Auf einen Fahrfehler führt die Staatsanwaltschaft Potsdam das schwere Busunglück am 18. Oktober 2014 im Havelland zurück. Dabei waren ein 38-Jähriger aus Kalbe und der Fahrer eines Kleinwagens ums Leben gekommen.

Salzwedel/Potsdam l Es war ein schicksalhafter Tag, der 18. Oktober vergangenen Jahres. 47 Frauen und Männer freuen sich beim Start um 4.30 Uhr in Klötze auf eine Einkaufsfahrt ins polnische Pomellen, doch dort kam die Reisegruppe nie an: Auf der Bundesstraße 5 in Brandenburg zwischen Senzke und Haage (Havelland) prallt das Auto eines 25-Jährigen frontal mit dem Bus der Personenverkehrsgesellschaft Altmarkkreis Salzwedel, kurz PVGS, zusammen. Der Bus kommt nach links von der Fahrbahn ab und stößt gegen eine Eiche mit einem Stammdurchmesser von etwa 1,20 Meter, berichtet die Polizei. Das Auto landet im Straßengraben.

Fazit: Der 38-jährige Busfahrer aus Kalbe und der Fahrer des Kleinwagens erliegen am Unfallort zwischen Pessin und und Friesack ihren schweren Verletzungen. Nach dem Unfall können die meisten der Fahrtteilnehmer das im vorderen Bereich völlig zertrümmerte Fahrzeug selbstständig verlassen. Sämtliche 47 Reisende im Alter zwischen 16 und 83 Jahren werden verletzt und müssen teilweise in Krankenhäusern versorgt werden. Zu ihrer Betreuung und zur Bergung der Toten sind sieben Notärzte, 75 Feuerwehrleute und alle verfügbaren Rettungswagen im Einsatz.

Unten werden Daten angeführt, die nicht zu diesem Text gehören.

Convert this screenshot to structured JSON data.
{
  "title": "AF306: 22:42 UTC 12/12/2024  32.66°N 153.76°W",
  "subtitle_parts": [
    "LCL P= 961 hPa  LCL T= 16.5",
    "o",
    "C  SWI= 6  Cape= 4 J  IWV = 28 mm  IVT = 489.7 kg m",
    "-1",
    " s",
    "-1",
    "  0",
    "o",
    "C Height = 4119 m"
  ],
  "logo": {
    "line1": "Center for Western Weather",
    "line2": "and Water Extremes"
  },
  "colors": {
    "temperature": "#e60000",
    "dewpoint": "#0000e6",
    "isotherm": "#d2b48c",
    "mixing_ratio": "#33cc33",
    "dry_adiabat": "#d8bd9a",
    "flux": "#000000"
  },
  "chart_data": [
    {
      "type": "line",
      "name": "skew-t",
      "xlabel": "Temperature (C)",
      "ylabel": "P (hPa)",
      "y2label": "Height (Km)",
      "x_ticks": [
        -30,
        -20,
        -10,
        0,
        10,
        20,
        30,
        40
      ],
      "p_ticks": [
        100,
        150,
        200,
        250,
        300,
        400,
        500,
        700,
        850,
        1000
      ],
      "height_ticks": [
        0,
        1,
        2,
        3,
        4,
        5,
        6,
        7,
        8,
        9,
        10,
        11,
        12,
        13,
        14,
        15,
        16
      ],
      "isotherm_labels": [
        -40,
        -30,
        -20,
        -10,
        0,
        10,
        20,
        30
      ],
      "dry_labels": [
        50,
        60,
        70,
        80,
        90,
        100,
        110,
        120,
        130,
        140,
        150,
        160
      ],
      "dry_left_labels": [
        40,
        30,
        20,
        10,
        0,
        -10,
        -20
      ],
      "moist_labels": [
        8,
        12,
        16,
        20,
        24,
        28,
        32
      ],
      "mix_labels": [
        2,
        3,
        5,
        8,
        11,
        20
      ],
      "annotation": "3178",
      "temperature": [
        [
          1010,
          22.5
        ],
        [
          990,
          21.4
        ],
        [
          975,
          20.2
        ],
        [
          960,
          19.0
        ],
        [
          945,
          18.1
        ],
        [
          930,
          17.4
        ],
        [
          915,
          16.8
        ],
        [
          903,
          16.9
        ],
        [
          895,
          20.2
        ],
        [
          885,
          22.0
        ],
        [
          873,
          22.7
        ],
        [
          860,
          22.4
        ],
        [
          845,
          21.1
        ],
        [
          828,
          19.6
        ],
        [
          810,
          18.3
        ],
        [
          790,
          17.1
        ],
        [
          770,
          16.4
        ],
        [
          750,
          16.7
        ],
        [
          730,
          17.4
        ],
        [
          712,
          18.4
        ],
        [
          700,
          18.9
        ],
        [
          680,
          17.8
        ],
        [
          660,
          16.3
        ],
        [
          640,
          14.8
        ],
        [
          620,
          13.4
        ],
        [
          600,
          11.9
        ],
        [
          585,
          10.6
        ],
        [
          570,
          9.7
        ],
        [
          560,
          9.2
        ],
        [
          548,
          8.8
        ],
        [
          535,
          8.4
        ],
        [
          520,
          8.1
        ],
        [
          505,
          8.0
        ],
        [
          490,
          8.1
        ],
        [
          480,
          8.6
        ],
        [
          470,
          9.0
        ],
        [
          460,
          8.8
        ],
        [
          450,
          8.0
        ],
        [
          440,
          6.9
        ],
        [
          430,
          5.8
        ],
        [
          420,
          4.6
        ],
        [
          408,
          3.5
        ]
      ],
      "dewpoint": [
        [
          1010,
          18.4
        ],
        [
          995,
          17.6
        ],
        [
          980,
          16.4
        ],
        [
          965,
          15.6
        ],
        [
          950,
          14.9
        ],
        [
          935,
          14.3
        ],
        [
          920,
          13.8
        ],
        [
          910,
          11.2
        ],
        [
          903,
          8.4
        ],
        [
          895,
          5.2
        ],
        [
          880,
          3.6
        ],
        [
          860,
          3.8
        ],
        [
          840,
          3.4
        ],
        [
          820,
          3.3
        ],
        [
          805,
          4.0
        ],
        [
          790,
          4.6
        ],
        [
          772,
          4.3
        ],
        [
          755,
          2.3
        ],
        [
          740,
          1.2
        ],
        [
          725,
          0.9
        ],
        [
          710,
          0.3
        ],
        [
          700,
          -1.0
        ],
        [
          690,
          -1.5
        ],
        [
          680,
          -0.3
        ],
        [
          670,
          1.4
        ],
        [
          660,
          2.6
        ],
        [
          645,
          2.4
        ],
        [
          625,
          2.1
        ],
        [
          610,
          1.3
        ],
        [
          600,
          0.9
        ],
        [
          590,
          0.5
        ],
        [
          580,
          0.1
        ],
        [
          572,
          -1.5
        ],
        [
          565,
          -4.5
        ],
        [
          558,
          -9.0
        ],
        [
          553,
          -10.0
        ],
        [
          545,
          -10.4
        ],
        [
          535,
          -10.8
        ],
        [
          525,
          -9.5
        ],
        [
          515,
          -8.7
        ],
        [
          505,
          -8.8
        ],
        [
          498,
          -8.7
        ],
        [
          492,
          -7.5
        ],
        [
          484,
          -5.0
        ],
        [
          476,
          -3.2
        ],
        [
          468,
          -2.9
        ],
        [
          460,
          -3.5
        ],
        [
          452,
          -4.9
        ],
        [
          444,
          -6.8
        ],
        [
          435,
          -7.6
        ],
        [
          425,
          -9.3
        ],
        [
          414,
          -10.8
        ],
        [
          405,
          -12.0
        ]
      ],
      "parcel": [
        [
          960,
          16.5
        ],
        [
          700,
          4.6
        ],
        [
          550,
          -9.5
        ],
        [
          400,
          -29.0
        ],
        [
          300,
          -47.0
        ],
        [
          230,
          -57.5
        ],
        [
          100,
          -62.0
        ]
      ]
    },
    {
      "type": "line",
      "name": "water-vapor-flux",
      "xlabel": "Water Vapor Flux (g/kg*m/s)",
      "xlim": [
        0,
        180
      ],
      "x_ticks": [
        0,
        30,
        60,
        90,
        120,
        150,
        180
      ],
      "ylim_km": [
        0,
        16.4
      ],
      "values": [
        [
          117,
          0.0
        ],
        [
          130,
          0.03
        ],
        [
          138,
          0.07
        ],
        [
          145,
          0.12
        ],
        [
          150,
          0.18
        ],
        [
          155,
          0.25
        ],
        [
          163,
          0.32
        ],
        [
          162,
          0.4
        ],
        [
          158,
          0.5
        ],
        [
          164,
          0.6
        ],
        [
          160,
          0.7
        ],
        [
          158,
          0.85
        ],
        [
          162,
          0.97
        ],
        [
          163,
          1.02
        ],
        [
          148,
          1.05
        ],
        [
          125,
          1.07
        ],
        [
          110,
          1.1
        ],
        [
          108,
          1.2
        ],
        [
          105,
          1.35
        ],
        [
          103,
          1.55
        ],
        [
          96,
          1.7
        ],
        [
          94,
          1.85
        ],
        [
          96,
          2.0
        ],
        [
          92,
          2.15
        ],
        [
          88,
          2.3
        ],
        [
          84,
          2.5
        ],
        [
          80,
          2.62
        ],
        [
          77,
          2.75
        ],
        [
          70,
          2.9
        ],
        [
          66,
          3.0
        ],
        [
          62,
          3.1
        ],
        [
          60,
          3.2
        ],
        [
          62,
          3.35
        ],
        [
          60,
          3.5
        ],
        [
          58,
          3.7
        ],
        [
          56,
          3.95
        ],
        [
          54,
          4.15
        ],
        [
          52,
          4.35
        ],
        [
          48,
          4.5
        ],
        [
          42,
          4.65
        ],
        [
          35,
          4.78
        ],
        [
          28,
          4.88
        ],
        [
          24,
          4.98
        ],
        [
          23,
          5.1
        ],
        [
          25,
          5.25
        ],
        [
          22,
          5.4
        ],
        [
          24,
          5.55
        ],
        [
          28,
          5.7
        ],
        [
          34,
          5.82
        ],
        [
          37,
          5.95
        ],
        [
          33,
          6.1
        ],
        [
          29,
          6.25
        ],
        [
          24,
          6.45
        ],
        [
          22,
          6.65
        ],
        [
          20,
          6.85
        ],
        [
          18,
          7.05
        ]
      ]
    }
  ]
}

Monatelang dauerten die Ermittlungen von Polizei und Staatsanwaltschaft Potsdam. Sowohl ein Dekra- als auch ein Rekonstruktionsgutachten waren zur Ermittlung der Unfallursache in Auftrag gegeben worden. Dabei ging es zum einen um den technischen Zustand der Fahrzeuge und zum anderen darum, wie sich der Unfall im Einzelnen zugetragen hat.

Blutprobe ergibt 0,0 Promille

Inzwischen steht allerdings fest: "Es wurden keine technischen Mängel an einem der beiden Fahrzeuge festgestellt", sagte gestern Staatsanwalt Christoph Lange auf Anfrage der Volksstimme. Deshalb sei davon auszugehen, dass ein Fahrfehler zu dem Unglück geführt hatte. Keinerlei Anhaltspunkte habe es für einen möglichen Suizid gegeben.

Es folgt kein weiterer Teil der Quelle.